Sponsored by the Battelle Memorial Institute

R. Mark Wightman, 60, the W. R. Kenan Jr. Professor of Chemistry at the University of North Carolina, Chapel Hill, will be honored for his work developing and applying microscopic electrodes. "Wightman has profoundly influenced electrochemical exploration of previously inaccessible domains of time and physical space," says Royce W. Murray, a fellow electrochemist and a Kenan Professor of Chemistry at UNC.

"The act of making a tiny, tiny electrode, with dimensions smaller than the distance that molecules diffuse in a typical voltammetric experiment, has highly significant fundamental and practical consequences that have reverberated throughout the electrochemistry and electroanalytical chemistry community since Wightman's seminal paper appeared in 1980," Murray says.

Wightman has used those tiny electrodes to study the release and uptake of neurotransmitters at single synapses. The size of the electrodes permits the monitoring of events at physiologically and behaviorally relevant time scales. Wightman was the first to detect catecholamine release from single vesicles with subsecond time resolution. He has also used such electrodes to measure neurotransmitters in active rats.

"In vivo electroanalytical experiments in the Wightman laboratories have helped to rewrite much of our understanding of dopamine dynamics, metabolism, and storage," says Andrew G. Ewing, currently the Marie Curie Chair of Analytical Chemistry at Gothenburg University in Sweden and a former Wightman grad student.

"It is a truism that living processes are based on chemistry," says Richard N. Zare, the Marguerite Blake Wilbur Professor in Natural Science at Stanford University, "but it requires the utmost ingenuity to find ways of measuring what is happening in such complex systems."

"The significance of Wightman's neurobiology research is validated by the fact that numerous people in the field are moving to adopt his microelectrode techniques," Murray says. "His science has thus not only had a significant impact on analytical chemistry but also on other fields."

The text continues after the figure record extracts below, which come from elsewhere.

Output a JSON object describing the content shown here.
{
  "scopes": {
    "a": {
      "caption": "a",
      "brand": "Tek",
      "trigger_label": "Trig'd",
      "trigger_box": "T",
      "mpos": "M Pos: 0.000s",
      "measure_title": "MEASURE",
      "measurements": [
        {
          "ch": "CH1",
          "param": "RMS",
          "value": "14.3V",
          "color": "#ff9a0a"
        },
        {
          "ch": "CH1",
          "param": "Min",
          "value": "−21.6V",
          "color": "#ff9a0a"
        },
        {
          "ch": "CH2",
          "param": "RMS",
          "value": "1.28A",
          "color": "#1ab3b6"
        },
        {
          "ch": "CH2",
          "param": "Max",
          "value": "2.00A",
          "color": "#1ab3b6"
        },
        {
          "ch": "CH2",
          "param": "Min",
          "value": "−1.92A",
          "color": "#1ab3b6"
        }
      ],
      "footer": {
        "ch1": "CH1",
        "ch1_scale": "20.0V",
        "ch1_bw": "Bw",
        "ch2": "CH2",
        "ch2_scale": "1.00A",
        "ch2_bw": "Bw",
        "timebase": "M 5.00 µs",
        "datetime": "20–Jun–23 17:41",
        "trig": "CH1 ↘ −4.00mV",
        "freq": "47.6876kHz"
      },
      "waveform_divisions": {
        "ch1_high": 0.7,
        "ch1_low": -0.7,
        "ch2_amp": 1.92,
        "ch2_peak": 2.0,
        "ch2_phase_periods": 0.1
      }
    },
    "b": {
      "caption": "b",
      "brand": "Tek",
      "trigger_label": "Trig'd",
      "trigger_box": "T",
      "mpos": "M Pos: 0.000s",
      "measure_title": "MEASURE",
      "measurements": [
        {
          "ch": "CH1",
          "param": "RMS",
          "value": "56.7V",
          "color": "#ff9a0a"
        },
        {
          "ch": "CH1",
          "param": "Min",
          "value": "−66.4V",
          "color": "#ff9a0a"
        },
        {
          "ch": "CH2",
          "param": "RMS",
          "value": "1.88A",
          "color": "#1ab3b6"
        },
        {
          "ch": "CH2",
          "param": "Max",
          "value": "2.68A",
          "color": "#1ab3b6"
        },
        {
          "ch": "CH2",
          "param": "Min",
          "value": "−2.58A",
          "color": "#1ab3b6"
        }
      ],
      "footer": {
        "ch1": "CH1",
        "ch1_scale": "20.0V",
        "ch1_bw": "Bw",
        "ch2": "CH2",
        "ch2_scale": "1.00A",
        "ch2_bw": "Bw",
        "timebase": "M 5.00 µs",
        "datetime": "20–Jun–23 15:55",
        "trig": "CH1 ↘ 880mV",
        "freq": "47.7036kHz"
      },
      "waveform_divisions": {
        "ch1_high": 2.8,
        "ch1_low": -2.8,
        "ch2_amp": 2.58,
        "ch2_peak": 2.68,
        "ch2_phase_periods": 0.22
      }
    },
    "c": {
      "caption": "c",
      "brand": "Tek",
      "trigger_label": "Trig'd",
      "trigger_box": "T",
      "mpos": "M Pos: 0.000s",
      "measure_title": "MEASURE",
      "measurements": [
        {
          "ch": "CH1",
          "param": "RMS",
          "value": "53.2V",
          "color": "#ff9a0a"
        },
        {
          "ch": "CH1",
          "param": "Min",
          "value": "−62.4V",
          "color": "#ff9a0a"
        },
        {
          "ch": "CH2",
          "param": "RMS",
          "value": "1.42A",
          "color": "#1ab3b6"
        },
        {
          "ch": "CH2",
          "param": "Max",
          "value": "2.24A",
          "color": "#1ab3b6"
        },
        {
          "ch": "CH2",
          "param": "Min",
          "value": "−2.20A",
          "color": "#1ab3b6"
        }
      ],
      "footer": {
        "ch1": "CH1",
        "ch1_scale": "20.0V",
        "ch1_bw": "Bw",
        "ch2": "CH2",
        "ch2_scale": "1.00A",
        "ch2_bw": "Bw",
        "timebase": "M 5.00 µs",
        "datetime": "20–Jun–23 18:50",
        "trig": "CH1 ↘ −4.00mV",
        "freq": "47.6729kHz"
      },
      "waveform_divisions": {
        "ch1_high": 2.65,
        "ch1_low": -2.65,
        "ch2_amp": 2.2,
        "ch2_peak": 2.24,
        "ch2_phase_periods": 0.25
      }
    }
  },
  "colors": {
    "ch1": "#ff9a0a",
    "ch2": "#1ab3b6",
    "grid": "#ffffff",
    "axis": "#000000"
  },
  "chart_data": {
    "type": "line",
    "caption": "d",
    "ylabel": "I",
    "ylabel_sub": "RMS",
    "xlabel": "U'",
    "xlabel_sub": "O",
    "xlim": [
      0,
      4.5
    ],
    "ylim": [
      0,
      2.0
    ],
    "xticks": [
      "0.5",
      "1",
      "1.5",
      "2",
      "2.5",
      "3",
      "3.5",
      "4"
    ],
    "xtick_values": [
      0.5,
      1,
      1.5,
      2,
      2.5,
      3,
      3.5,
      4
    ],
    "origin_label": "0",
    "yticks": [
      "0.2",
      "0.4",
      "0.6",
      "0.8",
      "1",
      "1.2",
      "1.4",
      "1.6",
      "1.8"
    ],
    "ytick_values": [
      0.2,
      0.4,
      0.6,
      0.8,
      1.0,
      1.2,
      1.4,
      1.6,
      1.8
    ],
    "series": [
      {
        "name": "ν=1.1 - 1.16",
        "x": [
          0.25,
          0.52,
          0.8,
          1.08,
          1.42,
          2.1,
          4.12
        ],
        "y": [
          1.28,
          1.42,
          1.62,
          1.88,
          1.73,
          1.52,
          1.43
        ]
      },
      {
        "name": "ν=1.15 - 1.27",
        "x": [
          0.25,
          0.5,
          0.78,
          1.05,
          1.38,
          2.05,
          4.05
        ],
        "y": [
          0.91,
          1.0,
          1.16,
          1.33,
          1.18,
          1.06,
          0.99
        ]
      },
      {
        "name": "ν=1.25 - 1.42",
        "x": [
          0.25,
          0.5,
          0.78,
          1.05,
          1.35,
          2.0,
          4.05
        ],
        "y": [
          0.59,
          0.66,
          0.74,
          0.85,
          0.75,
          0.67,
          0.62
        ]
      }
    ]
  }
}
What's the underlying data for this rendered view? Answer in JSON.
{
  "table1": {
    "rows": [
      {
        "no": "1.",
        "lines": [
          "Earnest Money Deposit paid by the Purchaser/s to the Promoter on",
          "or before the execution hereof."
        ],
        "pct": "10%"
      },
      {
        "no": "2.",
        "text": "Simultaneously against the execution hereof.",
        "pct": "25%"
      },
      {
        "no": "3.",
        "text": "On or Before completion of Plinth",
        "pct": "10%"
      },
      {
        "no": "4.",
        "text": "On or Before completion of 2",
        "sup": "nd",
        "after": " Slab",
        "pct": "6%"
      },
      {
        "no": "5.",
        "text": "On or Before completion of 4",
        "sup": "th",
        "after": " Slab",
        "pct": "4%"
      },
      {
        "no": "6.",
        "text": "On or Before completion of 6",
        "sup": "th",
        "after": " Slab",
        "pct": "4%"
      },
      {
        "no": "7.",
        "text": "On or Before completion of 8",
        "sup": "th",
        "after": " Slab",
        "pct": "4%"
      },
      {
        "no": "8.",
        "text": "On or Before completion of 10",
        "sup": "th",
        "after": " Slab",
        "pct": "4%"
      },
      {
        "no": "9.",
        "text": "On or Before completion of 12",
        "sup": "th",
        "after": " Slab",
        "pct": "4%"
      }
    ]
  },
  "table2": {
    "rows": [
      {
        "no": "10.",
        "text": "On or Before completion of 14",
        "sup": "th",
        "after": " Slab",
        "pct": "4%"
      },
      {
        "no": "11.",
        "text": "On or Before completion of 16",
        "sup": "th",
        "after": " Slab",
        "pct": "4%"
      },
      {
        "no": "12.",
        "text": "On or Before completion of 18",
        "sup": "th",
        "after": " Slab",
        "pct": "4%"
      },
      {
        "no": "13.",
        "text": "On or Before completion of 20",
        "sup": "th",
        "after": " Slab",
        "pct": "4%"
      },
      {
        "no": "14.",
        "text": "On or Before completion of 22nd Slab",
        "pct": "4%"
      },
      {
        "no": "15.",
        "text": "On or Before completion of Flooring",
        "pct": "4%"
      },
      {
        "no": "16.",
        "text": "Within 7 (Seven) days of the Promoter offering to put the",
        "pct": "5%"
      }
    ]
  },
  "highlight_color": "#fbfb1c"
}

In 1968, Wightman received a bachelor's degree in chemistry from Erskine College in Due West, S.C. Working with Murray, he received a doctoral degree from UNC, in 1974. His postdoctoral work with Ralph N. Adams, at the University of Kansas, sparked his interest in biological applications.

He began his independent research career as an assistant professor of chemistry at Indiana University, Bloomington, in 1976. He was promoted to associate professor and full professor in 1982 and 1985, respectively. In 1989, he moved to UNC.

Wightman has received many awards, including the Chemical Instrumentation and Electrochemistry Awards from the ACS Division of Analytical Chemistry, the Faraday Medal from the Electrochemistry Group of the Royal Society of Chemistry, and the R. N. Adams Award in Bioanalytical Chemistry from the Pittsburgh Conference.

The award address will be delivered before the Division of Analytical Chemistry.